Der sechs Kilometer lange Berg hat drei charakteristische Kuppen, den Gerolfinger, Ehinger und Röckinger Berg sowie eine langgezogene Hochfläche, die Osterwiese. Sein Name wird erstmals in einer oettingischen Grenzbeschreibung von 1315 als "oselberg" genannt, was auf das ahd. "ôdi" schließen lässt und etwa die Bedeutung von "öde, unbewohnt“ hat. Seit dem Ende des 17. Jahrhunderts wird der Name in der heute gebräuchlichen Form verwendet.

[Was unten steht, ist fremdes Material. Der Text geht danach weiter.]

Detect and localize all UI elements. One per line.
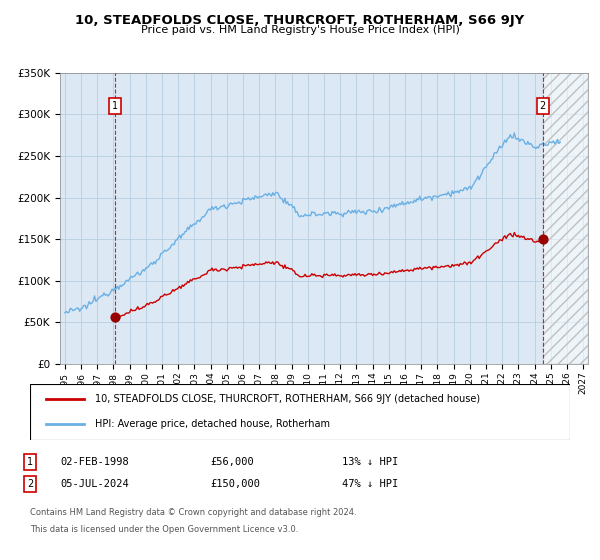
- Text: 47% ↓ HPI: 47% ↓ HPI: [342, 479, 398, 489]
- Text: 13% ↓ HPI: 13% ↓ HPI: [342, 457, 398, 467]
- Text: £56,000: £56,000: [210, 457, 254, 467]
- Text: 10, STEADFOLDS CLOSE, THURCROFT, ROTHERHAM, S66 9JY (detached house): 10, STEADFOLDS CLOSE, THURCROFT, ROTHERH…: [95, 394, 480, 404]
- Point: [538, 235, 548, 244]
- Point: [110, 313, 120, 322]
- Text: 1: 1: [112, 101, 118, 111]
- Text: Price paid vs. HM Land Registry's House Price Index (HPI): Price paid vs. HM Land Registry's House …: [140, 25, 460, 35]
- Text: 02-FEB-1998: 02-FEB-1998: [60, 457, 129, 467]
- Text: 2: 2: [27, 479, 33, 489]
- Bar: [543, 73, 588, 364]
- Text: £150,000: £150,000: [210, 479, 260, 489]
- Text: 1: 1: [27, 457, 33, 467]
- Text: 10, STEADFOLDS CLOSE, THURCROFT, ROTHERHAM, S66 9JY: 10, STEADFOLDS CLOSE, THURCROFT, ROTHERH…: [76, 14, 524, 27]
- Text: HPI: Average price, detached house, Rotherham: HPI: Average price, detached house, Roth…: [95, 419, 330, 429]
- Text: 2: 2: [539, 101, 546, 111]
- Bar: [543, 73, 588, 364]
- Text: This data is licensed under the Open Government Licence v3.0.: This data is licensed under the Open Gov…: [30, 525, 298, 534]
- Text: Contains HM Land Registry data © Crown copyright and database right 2024.: Contains HM Land Registry data © Crown c…: [30, 508, 356, 517]
- Text: 05-JUL-2024: 05-JUL-2024: [60, 479, 129, 489]
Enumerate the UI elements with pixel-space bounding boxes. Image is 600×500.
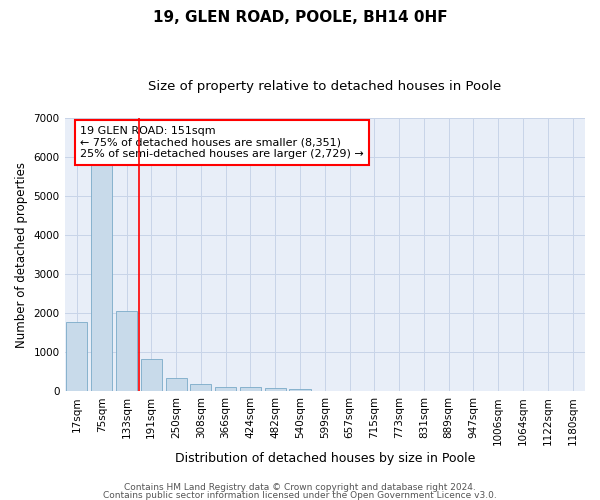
Bar <box>190 384 211 392</box>
Text: Contains public sector information licensed under the Open Government Licence v3: Contains public sector information licen… <box>103 490 497 500</box>
Text: Contains HM Land Registry data © Crown copyright and database right 2024.: Contains HM Land Registry data © Crown c… <box>124 484 476 492</box>
Bar <box>215 387 236 392</box>
Bar <box>240 387 261 392</box>
Y-axis label: Number of detached properties: Number of detached properties <box>15 162 28 348</box>
Text: 19, GLEN ROAD, POOLE, BH14 0HF: 19, GLEN ROAD, POOLE, BH14 0HF <box>152 10 448 25</box>
Title: Size of property relative to detached houses in Poole: Size of property relative to detached ho… <box>148 80 502 93</box>
Bar <box>141 360 162 392</box>
Bar <box>67 322 88 392</box>
Bar <box>265 388 286 392</box>
X-axis label: Distribution of detached houses by size in Poole: Distribution of detached houses by size … <box>175 452 475 465</box>
Bar <box>166 378 187 392</box>
Bar <box>91 164 112 392</box>
Text: 19 GLEN ROAD: 151sqm
← 75% of detached houses are smaller (8,351)
25% of semi-de: 19 GLEN ROAD: 151sqm ← 75% of detached h… <box>80 126 364 159</box>
Bar <box>289 388 311 392</box>
Bar <box>116 311 137 392</box>
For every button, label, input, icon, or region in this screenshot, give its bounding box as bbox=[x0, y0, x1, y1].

Auf den fruchtbaren Böden des Hesselberggebietes haben sich Spuren vorgeschichtlicher, römischer und mittelalterlicher Besiedlung gefunden, die den Berg zu einer wichtigen archäologischen Fundstätte Süddeutschlands machen. Auf der Osterwiese, dem langgezogenen Plateau auf der Ostseite, wurden Reste steinzeitlicher Jagdgeräte entdeckt, die sich auf die Zeit nach der letzten Eiszeit um etwa 10.000 v. Chr. datieren lassen. Zum Ende der Bronzezeit (ca. 2000 – 1300 v. Chr.) entstand auf dem Höhepunkt einer etwa tausendjährigen Besiedlung von zentralörtlicher Bedeutung für das Umland das noch heute vor allem am Rande der Osterwiese erkennbare Wallsystem mit einer Länge von über 1.800 m.
In römischer Zeit verlief nördlich und westlich des Berges der rätische Limes, der in der Gegend des Hesselberges durch Kastelle in der Nähe der heutigen Dörfer Ruffenhofen, Dambach und Unterschwaningen (alle Lkr. Ansbach) gesichert wurde. Auf einen früher von der Forschung auf dem Hesselberg vermuteten römischen Signalturm zur Sicherung des Limesverlaufes gibt es keine gesicherten Hinweise.
Aus mittelalterlicher Zeit stammen die rechteckige Wallanlage auf dem Ehinger Berg (8./9. Jh.), die Ursprünge einer kleinen Burg auf dem "Schlößleinsbuck" bei Lentersheim (Lkr. Ansbach) und der Querwall am Zugang zur Osterwiese, der vermutlich aus der Zeit der Ungarneinfälle (um 950) stammt. Eine größere Burganlage konnte sich auf dem Hesselberg nicht etablieren, was ebenso bemerkenswert ist wie die Tatsache, dass der Berg bei der mittelalterlichen Ausprägung der Gemarkungsgrenzen eher gemeinschaftsbildend denn trennend wirkte: Die Dorfgrenzen trafen sich - und treffen sich bis heute - auf der Kammhöhe, ein Umstand, der bei der neuzeitlichen Bedeutungsentwicklung des Berges sicher eine Rolle spielte.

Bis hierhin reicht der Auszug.